Então é Natal.
Hoje recebi e-mail de um velho amigo utopiense. Como aqui,
é natal em Utopia. Perguntava se não iria visitá-lo nas comemorações natalinas.
Nesta época, mais do que em qualquer outra do ano, a ilha se alegra. Apressado,
falei que infelizmente não teria como, estava ocupado demais com o trabalho.
Agora lembro como os utopienses ficaram surpresos aos lhes
falar do nosso Natal. A árvore, a neve, as luzes e tantas outras coisas que em
Utopia não existem. Riram por comemorarmos o Natal de forma individual, cada um
em sua casa. Mais ainda quando souberam que nelas havia grades que, segundo
eles, faziam-nos parecer prisioneiros. Acharam interessante também a troca de
presentes, talvez porque eu não tenha conseguido explicar a ligação entre eles
e a data, nem sabido o que dizer às crianças que o Papai Noel todo ano esquecia.
Foi um bom papo, mas lá pelas tantas ficaram enfadados e pediram pra mudar de
assunto, acho que quando falei do sentido dado por nós ao Natal.
Lá em Utopia todos sabem qual o seu real significado e por
isso celebram-no. Até os não-cristãos comemoram a data. Apesar de não
creditarem no menino-Deus, dizem eles existir algo mágico neste dia. De fato, o
ideal de esperança, amor e justiça não tem credo. Interessante como esse tempo
longe de Utopia já tinha me feito esquecer as diferenças que existem entre aqui
a aquela longínqua ilha.
Então é Natal, pelas bandas de cá tempo de enfeitar a
árvore, de trocar presentes e reformar a casa exterior, e só. E só. Não
precisamos de mais nada. Já temos até as luzinhas. Agradecemos ao menino Cristo
por nos emprestar a sua data. Como há dois milênios atrás a história se repete.

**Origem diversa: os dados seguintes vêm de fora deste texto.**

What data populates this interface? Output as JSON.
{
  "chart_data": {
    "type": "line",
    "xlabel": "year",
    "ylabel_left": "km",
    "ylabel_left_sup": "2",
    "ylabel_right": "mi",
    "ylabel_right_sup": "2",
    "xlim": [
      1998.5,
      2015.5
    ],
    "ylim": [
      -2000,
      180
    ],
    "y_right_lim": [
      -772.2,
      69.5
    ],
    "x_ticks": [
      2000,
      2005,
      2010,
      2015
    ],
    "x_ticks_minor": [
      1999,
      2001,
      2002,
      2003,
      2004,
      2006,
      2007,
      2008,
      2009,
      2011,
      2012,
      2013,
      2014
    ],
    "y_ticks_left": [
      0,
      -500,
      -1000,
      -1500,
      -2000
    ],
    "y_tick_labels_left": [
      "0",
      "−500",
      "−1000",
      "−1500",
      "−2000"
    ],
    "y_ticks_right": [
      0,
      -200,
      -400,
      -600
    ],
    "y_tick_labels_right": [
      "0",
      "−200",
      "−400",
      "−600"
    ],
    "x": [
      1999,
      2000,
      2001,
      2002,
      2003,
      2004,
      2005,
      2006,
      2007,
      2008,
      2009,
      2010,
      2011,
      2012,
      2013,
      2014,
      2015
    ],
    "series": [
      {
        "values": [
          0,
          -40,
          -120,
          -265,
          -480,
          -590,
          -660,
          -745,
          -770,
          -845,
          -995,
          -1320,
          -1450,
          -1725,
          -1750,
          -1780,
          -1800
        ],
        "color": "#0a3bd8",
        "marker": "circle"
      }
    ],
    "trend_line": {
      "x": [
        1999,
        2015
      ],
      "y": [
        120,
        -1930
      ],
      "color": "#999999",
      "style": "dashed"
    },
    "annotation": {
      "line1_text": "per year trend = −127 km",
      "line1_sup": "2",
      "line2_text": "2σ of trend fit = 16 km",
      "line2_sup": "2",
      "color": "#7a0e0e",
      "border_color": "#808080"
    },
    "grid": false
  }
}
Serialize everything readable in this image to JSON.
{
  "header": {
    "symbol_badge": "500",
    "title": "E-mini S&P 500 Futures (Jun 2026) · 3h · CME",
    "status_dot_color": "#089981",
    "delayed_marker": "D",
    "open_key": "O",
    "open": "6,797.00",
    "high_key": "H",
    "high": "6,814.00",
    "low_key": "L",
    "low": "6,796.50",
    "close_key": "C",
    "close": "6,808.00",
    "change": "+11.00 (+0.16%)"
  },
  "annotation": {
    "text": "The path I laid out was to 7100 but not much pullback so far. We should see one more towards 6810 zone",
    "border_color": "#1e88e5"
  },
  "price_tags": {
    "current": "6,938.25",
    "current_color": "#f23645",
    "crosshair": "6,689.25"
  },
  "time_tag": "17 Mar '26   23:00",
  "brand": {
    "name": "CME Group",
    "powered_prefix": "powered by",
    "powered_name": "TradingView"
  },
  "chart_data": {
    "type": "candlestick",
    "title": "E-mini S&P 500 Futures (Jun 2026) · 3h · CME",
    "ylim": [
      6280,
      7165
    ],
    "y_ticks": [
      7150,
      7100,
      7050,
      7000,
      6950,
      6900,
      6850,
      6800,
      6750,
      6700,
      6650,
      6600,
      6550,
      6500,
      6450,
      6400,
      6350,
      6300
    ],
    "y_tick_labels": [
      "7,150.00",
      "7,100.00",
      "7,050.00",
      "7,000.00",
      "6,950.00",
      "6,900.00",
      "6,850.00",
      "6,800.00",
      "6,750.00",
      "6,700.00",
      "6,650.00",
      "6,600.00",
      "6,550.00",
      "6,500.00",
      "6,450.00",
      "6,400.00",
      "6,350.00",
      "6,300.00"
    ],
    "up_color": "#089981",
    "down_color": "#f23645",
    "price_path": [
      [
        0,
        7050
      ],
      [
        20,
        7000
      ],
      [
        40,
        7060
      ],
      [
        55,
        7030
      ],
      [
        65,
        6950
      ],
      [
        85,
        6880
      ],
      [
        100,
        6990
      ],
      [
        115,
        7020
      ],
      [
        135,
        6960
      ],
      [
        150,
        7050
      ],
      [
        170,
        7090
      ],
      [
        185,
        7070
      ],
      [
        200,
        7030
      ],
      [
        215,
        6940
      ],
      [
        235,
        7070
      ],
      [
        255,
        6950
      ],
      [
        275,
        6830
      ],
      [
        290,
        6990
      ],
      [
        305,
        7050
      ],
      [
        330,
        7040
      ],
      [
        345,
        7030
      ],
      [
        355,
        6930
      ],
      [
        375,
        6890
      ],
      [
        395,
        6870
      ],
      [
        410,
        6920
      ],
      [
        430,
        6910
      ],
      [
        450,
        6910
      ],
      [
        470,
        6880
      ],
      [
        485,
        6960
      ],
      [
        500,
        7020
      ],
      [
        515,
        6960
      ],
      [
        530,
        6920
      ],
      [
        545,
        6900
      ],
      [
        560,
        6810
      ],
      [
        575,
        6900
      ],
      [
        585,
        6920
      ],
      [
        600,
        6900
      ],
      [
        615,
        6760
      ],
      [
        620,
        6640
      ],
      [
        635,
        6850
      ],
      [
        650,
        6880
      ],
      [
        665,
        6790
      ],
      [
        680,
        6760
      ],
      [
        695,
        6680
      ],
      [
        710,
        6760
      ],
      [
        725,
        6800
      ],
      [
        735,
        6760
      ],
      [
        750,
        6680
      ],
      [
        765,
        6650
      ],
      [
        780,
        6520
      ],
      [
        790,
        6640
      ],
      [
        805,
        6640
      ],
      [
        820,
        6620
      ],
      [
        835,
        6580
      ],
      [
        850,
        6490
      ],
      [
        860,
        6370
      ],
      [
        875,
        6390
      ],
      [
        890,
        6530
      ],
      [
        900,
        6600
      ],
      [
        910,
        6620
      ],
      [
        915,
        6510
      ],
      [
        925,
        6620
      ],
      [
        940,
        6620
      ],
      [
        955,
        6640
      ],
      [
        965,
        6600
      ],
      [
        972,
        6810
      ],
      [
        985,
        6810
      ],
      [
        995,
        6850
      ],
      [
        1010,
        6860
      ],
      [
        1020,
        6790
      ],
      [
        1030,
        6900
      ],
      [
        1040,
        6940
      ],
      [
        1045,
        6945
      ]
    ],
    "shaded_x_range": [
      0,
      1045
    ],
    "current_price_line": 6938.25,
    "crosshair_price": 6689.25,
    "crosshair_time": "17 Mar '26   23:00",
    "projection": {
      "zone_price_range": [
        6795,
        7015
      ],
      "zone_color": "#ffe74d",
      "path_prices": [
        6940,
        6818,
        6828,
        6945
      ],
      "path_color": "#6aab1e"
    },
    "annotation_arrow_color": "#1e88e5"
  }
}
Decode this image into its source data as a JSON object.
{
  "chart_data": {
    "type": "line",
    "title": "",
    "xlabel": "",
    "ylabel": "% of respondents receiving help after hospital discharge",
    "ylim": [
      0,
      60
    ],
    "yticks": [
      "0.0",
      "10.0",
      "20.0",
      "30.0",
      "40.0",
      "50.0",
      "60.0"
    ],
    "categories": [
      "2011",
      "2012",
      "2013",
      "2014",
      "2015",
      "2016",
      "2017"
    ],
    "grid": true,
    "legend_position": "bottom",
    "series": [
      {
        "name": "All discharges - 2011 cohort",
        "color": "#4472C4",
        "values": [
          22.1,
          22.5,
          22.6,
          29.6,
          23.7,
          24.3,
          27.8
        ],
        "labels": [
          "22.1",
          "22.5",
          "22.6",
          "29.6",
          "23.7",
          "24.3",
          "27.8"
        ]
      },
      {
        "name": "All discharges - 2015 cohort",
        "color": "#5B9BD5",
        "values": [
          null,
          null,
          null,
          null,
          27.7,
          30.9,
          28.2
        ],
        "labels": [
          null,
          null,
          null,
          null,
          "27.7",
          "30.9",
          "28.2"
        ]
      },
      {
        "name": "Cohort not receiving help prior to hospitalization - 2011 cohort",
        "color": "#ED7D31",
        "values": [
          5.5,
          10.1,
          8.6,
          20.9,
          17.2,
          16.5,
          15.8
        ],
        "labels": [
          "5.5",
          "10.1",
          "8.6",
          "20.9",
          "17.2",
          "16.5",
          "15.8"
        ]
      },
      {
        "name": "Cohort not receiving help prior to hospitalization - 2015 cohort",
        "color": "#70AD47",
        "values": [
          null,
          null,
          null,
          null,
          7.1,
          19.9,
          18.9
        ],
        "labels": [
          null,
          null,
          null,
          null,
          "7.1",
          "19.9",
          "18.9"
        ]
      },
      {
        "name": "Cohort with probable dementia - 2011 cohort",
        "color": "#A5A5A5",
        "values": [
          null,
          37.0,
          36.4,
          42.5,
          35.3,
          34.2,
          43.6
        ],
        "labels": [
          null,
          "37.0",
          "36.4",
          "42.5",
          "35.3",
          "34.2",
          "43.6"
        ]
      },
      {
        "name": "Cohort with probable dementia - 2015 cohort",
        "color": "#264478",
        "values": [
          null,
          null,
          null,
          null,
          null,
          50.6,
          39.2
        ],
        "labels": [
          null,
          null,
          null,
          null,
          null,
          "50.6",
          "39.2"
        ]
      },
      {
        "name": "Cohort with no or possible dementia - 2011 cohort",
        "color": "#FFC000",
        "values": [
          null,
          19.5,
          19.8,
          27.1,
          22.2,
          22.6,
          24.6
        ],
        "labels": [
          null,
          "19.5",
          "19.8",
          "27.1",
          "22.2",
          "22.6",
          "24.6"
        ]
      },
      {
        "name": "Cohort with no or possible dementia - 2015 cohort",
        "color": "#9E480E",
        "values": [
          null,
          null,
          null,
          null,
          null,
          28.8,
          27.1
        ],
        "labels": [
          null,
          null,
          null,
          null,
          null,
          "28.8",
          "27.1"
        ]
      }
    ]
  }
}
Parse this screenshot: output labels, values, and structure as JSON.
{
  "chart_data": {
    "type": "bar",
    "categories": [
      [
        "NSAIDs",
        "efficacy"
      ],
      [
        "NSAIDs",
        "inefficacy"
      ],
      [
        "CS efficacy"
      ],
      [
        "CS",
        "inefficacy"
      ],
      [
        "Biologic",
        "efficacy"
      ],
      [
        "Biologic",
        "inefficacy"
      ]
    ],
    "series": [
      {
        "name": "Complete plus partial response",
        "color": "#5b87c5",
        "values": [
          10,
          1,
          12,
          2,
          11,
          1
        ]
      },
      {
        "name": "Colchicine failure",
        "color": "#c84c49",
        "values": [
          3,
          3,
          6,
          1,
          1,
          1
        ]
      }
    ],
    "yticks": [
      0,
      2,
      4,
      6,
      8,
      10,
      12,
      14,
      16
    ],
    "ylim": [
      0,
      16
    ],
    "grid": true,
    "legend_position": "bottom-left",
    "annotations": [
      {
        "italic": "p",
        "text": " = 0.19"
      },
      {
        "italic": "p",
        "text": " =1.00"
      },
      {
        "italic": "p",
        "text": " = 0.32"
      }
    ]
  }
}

O menino, sem–teto, não tem onde nascer. A árvore é muito grande, ocupa muito
espaço, ficaria feio, anti-estético. Imagina só ter que tirar a árvore? Porém, desconfio
seriamente que ele prefira assim, nunca iria conseguir dormir com aquelas
luzinhas piscando sem parar. Acho que lhe agrada mais o escuro de uma marquise
ou de uma ponte. Aqueles brinquedos também o chateiam, eles brincam sozinhos. É
mais afeito aos animais, são mais simpáticos, não precisam de pilhas. Sob a ponte
há vários deles, uns até parecem com gente. Pena que, talvez devido ao escuro, o
velho Noel nunca consiga chegar lá.
Que vivamos então o Natal. Em Utopia Cristo nasce no
coração dos homens. Aqui, qual sem-teto, tem como berço pontes, guetos e
favelas, fazendo com isso uma opção: a de
classe!
Por João Paulo Medeiros - Professor universitário, advogado e militante social.